Second Presidential Debate: Obama's Exploding Libyan Cigar
October 17, 2012 by Paul McKeever
President Barack Obama’s response to the September 11, 2012 attack in Benghazi, Libya was the defining issue of the second U.S. presidential debate. Obama claimed that the day after the attack on the U.S. Consulate there, he:
“…stood in the Rose Garden and I told the American people and the world that we are going to find out exactly what happened. That this was an act of terror and I also said that we’re going to hunt down those who committed this crime.”
That was a lie. Accordingly, in the manner of a civil litigator cross-examining a lying witness, Republican presidential candidate Mitt Romney gave Obama a minute to retract or qualify his answer. Obama did not do so. It was his undoing.
In point of fact, Obama said the following in the Rose Garden the day following the Benghazi attack: “No acts of terror will ever shake the resolve of this great nation…”. See video below:
After the debate, a phalanx of pro-Democrat media (especially on CNN) – including debate moderator Candy Crowley – asserted that that Obama’s Rose Garden comment implied that Obama had condemned the Benghazi attack as an act of terror. Such an implication is entirely at odds – and they know it – with Obama’s statement, in the Rose Garden that day, that:
“Since our founding, the United States has been a nation that respects all faiths. We reject all efforts to denigrate the beliefs of others.”
It is also effectively falsified by the president’s subsequent speech to the U.N., in which he said that “…a crude and disgusting video sparked outrage throughout the Muslim world”. See video below:
Given that Obama and his administration spent the two weeks following the attack saying that a poorly-made youtube video – released on youtube months before the attack – was the cause of the attack, there is absolutely no credibility to the idea that Obama and his administration initially condemned the attack as an act of terror. The truth is that Barack Obama and his administration blamed the attack on freedom of speech in the U.S.A., choosing falsely to blame a terrorist attack on a poorly made video that lampooned Mohammed…even while the Obama administration had intelligence telling them that the attack was not a response to a U.S. video but was, instead, a planned and co-ordinated terrorist attack having nothing to do with the video.
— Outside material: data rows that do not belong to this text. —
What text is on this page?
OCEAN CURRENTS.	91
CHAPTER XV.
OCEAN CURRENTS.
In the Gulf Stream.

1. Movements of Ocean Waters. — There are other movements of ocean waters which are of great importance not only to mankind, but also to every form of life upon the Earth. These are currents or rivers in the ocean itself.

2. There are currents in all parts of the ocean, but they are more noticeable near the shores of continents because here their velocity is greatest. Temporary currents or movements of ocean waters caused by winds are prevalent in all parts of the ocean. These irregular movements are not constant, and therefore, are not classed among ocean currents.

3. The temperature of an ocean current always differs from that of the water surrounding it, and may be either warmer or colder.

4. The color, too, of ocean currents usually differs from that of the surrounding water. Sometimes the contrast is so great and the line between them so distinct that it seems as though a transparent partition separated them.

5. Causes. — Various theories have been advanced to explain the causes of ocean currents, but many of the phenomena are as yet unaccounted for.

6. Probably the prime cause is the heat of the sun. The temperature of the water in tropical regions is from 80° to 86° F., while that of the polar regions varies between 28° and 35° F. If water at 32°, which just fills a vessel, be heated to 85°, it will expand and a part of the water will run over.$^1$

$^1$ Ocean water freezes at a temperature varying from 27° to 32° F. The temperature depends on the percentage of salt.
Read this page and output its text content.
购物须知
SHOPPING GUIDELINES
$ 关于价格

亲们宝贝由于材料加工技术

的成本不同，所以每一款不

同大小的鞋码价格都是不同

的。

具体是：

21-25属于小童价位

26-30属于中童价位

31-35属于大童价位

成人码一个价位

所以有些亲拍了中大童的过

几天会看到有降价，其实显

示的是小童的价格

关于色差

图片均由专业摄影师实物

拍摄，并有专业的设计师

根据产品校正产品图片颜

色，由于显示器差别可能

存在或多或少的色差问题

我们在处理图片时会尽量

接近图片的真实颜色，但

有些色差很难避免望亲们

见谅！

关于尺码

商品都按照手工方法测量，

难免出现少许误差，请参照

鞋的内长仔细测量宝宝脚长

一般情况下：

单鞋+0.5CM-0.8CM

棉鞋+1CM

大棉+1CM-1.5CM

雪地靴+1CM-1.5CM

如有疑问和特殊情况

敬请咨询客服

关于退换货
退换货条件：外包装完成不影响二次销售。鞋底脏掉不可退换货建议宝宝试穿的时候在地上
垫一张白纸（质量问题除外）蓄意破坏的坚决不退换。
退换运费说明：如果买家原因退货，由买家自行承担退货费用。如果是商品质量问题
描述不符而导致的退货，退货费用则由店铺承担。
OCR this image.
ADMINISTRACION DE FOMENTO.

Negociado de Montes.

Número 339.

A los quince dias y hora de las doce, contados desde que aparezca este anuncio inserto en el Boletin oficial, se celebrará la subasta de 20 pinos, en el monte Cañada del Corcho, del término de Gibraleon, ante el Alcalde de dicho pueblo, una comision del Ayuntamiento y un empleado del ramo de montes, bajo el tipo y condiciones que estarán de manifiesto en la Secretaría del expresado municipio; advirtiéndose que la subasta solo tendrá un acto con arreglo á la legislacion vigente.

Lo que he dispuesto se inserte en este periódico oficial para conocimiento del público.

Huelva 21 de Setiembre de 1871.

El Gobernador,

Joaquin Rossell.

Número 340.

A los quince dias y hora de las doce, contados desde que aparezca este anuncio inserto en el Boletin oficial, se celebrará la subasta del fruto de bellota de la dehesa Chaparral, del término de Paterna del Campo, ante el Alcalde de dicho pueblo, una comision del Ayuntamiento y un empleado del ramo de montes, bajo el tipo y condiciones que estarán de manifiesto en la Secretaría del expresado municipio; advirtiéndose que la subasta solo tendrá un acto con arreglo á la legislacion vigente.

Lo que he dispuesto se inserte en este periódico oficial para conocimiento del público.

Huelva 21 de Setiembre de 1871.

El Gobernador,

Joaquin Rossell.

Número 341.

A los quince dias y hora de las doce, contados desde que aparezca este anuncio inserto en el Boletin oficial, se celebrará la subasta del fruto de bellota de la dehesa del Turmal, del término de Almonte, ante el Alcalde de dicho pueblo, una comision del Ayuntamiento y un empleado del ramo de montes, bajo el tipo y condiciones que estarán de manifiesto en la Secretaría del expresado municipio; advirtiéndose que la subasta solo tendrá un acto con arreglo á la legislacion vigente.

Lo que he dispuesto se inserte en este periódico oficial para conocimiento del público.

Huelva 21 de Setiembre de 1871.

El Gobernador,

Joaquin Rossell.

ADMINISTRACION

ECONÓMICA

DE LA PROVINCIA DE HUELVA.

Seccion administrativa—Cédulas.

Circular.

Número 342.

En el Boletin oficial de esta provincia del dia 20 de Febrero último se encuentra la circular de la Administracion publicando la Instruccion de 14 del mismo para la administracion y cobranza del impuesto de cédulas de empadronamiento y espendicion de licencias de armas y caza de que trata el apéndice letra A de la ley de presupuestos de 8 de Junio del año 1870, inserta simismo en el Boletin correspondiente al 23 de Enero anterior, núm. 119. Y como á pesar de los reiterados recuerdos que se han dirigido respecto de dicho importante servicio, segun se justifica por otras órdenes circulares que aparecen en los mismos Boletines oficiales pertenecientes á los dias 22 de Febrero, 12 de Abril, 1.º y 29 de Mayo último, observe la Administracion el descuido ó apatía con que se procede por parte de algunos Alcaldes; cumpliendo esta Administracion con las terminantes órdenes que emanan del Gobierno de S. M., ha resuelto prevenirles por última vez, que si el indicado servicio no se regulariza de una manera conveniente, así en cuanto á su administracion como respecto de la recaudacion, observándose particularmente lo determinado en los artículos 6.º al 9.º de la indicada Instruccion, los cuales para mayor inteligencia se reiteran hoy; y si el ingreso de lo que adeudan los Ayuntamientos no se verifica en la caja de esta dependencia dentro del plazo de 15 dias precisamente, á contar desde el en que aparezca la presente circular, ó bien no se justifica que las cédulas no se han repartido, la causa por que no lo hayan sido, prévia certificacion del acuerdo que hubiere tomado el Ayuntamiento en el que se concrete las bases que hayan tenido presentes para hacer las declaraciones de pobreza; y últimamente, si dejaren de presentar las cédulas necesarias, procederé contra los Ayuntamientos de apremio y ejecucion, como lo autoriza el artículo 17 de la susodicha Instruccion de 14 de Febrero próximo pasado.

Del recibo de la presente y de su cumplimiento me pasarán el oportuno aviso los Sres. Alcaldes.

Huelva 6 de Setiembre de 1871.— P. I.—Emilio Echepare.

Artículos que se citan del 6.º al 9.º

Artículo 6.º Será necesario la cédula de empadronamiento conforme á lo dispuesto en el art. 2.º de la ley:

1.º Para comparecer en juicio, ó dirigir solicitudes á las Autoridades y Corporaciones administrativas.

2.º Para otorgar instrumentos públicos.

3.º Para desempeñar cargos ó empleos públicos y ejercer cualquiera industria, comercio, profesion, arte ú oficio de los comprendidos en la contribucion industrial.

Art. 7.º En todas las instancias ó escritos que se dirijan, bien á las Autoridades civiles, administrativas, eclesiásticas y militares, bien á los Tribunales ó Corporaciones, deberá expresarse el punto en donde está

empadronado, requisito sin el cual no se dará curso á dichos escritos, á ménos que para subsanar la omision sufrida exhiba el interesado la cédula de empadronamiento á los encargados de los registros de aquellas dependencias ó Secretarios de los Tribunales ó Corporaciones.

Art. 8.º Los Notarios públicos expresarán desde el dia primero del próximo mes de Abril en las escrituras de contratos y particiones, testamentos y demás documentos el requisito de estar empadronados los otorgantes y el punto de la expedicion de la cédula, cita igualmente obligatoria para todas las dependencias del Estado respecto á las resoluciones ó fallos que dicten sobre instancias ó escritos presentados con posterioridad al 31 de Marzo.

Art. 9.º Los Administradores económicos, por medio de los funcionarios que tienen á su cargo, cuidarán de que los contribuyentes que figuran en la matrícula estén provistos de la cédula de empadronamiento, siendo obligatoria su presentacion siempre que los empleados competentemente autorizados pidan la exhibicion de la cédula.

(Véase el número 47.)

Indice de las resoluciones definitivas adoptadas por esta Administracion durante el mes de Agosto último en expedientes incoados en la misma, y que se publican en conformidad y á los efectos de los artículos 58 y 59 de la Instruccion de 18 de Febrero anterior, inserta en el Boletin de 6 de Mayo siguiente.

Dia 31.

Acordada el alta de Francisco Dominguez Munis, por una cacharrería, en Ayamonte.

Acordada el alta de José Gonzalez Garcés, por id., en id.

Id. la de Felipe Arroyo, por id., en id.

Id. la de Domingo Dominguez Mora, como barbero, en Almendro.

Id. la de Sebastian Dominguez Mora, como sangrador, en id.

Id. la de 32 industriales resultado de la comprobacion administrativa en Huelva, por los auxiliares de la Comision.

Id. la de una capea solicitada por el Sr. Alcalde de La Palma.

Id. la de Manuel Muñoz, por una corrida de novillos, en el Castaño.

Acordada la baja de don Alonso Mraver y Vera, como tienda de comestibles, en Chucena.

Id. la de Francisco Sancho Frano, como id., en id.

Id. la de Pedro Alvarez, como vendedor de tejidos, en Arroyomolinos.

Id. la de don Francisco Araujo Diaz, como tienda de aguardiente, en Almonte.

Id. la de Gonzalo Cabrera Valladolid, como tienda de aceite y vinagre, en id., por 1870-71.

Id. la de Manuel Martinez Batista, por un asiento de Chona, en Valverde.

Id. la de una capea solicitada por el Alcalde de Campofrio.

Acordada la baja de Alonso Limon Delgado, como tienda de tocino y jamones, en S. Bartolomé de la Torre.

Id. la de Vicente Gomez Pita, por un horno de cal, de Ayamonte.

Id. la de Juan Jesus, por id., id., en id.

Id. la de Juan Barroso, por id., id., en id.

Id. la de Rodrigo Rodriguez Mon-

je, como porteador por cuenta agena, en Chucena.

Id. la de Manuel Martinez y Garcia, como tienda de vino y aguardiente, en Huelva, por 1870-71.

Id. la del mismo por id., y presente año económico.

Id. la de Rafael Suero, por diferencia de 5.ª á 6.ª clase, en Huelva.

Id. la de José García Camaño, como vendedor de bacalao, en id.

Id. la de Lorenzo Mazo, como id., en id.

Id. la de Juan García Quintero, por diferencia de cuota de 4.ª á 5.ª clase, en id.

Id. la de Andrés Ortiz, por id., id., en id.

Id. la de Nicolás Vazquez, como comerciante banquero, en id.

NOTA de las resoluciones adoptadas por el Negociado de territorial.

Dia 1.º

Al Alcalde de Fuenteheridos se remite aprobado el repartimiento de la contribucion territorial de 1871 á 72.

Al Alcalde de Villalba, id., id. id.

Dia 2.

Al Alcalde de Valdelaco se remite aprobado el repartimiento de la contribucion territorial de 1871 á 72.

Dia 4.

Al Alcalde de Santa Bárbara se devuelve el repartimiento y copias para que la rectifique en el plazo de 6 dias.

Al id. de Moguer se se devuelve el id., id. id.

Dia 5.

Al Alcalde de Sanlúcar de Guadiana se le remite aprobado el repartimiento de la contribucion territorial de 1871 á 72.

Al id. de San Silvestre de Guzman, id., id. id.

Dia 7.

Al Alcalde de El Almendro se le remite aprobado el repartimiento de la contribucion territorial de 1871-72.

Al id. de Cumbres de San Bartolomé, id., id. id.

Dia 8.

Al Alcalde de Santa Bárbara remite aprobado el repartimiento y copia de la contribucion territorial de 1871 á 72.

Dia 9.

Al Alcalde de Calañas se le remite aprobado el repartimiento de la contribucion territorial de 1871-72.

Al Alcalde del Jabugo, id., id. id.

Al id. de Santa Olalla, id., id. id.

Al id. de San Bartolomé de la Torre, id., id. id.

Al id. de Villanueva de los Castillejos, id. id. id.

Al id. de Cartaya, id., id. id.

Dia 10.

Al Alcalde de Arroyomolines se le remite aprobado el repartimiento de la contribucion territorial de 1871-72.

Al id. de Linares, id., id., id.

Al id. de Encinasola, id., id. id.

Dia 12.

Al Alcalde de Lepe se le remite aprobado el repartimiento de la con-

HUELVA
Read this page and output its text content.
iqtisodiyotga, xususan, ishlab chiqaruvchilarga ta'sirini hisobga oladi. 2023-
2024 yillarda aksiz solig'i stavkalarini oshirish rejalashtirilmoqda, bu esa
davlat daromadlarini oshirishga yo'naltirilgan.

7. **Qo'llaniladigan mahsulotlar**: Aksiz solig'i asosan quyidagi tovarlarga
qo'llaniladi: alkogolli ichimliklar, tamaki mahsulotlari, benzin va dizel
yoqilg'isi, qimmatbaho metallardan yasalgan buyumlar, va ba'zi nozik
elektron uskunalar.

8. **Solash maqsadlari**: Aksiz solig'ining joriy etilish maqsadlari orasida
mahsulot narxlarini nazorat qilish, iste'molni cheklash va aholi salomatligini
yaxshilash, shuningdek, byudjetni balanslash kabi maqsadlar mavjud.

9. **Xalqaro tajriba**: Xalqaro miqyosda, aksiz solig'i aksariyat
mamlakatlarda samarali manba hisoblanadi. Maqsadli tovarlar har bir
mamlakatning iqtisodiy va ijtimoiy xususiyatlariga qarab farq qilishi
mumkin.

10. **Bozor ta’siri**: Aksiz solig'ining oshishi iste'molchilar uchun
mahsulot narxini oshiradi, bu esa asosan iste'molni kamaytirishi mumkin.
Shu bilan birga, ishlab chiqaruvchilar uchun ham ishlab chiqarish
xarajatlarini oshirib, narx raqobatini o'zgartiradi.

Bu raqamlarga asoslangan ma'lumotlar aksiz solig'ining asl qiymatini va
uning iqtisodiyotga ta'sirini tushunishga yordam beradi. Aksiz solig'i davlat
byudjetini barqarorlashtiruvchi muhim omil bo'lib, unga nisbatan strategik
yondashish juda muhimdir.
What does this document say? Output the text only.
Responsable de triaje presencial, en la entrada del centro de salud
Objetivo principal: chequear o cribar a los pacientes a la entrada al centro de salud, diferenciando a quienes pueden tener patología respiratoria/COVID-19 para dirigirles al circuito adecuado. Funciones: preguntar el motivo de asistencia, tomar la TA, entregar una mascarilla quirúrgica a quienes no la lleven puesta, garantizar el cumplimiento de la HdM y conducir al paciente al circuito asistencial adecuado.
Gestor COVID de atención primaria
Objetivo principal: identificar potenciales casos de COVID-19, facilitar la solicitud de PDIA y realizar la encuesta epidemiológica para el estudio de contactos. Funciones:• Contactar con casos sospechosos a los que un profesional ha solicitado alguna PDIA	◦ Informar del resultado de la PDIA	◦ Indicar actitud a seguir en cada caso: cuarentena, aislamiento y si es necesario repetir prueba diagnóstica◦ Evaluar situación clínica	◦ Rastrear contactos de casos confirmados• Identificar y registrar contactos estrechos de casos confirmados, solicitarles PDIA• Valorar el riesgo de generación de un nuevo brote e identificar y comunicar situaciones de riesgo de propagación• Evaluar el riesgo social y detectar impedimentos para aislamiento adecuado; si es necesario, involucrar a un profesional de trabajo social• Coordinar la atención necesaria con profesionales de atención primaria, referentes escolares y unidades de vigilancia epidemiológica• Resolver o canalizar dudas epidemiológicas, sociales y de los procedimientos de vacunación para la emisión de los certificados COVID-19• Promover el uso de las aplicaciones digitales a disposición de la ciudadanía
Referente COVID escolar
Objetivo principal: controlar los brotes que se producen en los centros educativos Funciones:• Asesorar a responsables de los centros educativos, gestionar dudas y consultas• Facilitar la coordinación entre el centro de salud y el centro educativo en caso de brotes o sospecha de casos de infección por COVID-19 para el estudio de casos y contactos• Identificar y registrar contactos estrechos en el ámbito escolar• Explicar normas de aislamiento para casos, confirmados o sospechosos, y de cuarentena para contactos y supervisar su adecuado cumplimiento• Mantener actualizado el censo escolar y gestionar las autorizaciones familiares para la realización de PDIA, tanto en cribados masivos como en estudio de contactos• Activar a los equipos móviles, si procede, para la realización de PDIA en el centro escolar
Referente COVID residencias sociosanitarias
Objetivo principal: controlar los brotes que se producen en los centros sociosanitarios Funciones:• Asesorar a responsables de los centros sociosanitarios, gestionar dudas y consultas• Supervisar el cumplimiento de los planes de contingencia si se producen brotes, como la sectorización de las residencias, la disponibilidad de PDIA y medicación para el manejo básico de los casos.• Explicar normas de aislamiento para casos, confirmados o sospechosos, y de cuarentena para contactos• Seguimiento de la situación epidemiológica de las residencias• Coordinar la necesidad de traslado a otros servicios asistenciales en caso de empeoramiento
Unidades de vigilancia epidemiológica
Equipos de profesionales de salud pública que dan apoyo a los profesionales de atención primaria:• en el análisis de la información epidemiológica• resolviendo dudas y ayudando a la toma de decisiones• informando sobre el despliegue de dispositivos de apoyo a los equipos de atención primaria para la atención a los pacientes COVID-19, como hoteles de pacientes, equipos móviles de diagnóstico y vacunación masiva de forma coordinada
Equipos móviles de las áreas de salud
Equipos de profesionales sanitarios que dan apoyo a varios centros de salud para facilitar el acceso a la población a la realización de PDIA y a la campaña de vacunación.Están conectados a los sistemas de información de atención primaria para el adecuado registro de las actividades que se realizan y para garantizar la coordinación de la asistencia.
Why does this matter, in the context of a presidential election? Answer: Honesty matters. Freedom of speech matters. And an individual who blames the murder of U.S. diplomats upon the exercise of freedom of expression by U.S. citizens – while knowing that the real cause is a hatred of all things western, including freedom of speech – has no business sitting in the presidential office of the United States of America. Such a person, blaming U.S. victims instead of anti-freedom theocrats, is – in effect – a most powerful tool to defeat the United States and Americans, and to facilitate Islamic theocracy.
Forget the economy: neither Obama nor Romney can help the economy, other than by ceasing to strangle it with regulations (and neither of them is promising to stop the strangulation). The central issue is: who is pro-American, and who is anti-American? Who is pro-freedom, and who is the greatest ally that theocratic terrorists ever had? Who is lying?
I do not write as an American: I have no vote in the U.S.A., and I support neither the Republican presidential candidate (Romney) nor the Democrat (Obama). I write as a neighbour to the U.S.A.. And, as such, I say with the greatest goodwill toward Americans: please notice that the Libya murders are not a minor footnote. Honesty about the threat of Islamic theocracy in the USA will make the difference between a prosperous country in which individuals pursue their own happiness, and a society of individuals who – ever fearful – sacrifice their freedom in a desperate plea not to be the next person murdered by Islamic fundamentalists.